The shape of the cliff that is formed depends largely on its geology. Soft, unconsolidated mate­rial like sand forms a sloping, crumbling cliff, whereas harder rock such as chalk, with an even composition and texture, forms a fairly smooth vertical surface.

Rocks that are strongly bedded, such as shale, or deeply jointed like granite give irregular cliff profiles because wave erosion is accompanied by other forms of erosion and weathering.

Wave erosion attacks softer rocks and uncon­solidated sediments most quickly. As a result, the course of the coastline is determined by the grain of the land.

On a large scale when alternate beds of soft and hard rock run out to sea, the soft rock is eroded into bays while the hard rock forms the headlands, which are thus exposed to wave attack. This is known as an "Atlantic type" coastline.

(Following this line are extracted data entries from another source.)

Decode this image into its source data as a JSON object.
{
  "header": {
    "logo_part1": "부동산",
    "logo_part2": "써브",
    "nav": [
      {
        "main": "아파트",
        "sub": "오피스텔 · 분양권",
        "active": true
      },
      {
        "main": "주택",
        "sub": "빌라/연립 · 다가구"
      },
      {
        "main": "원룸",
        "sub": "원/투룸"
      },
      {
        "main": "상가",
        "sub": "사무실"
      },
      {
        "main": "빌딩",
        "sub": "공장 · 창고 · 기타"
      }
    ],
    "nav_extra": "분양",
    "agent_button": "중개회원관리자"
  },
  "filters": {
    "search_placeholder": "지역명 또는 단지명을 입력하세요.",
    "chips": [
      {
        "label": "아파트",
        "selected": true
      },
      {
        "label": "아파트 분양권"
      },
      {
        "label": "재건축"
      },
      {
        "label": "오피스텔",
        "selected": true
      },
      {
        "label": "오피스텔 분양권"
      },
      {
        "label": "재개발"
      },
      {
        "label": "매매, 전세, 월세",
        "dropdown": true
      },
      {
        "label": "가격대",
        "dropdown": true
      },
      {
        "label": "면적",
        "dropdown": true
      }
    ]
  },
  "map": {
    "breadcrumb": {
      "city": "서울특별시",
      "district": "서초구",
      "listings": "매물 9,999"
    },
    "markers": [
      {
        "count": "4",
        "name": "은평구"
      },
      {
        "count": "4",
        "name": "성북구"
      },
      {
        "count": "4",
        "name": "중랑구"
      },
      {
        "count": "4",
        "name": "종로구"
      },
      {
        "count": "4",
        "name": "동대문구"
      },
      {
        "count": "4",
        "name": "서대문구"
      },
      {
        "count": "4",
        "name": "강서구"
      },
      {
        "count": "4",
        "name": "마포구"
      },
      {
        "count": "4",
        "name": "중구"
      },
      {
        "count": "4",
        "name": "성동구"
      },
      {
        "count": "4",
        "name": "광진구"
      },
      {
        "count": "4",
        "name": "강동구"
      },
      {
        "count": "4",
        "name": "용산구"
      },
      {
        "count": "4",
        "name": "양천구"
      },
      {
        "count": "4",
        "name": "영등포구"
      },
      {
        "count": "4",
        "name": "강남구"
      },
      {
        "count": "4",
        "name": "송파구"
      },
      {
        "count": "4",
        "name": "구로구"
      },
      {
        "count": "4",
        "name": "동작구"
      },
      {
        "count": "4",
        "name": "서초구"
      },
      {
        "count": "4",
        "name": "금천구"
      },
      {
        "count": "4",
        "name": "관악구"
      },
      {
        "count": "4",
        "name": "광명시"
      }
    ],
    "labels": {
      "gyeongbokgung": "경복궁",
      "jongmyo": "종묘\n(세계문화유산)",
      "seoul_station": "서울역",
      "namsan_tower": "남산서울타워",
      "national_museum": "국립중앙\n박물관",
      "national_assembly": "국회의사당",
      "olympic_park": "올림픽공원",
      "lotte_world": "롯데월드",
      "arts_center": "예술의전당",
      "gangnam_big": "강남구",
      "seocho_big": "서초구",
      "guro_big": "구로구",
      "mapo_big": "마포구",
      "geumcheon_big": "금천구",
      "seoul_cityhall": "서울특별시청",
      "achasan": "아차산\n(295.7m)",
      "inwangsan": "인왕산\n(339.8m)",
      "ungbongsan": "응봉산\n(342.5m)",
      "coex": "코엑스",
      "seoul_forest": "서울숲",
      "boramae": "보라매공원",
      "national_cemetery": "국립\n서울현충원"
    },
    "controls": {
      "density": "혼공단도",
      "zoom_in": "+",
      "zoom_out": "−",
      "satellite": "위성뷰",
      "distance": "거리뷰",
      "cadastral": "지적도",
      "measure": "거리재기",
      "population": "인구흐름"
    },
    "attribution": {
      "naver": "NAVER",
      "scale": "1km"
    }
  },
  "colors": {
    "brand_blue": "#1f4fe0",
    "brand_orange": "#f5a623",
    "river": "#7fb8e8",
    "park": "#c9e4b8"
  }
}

When the grain of the land is parallel to the coast, erosion results in chains of islands and inlets that follow the coast's direction, resulting in what is known as a "Pacific type" coastline.

The sea also erodes some coastlines by dissolv­ing the rocks. This erosive effect is relatively unimportant, however, because most types of rocks are insoluble in seawater. The rocks most vulnerable to the sea's chemical action are those with a high calcareous content, such as limestones.

People's Effect on Coasts

Coastal erosion is often an inconvenience or even a hazard to people, both through the loss of property and the danger to life.

Most attempts to pre­vent it, however, merely introduce another factor into an already complex and little understood process.

Groynes erected to prevent sand from being washed along a beach deplete the next beach of its sand.

Breakwaters built to provide a sheltered anchorage upset the current pattern and lead to the formation of sandbanks where they are nei­ther expected nor desired.

The power of waves is often greatly underestimated when constructing sea walls, and structures that are supposed to withstand the sea for hundreds of years may last only a decade.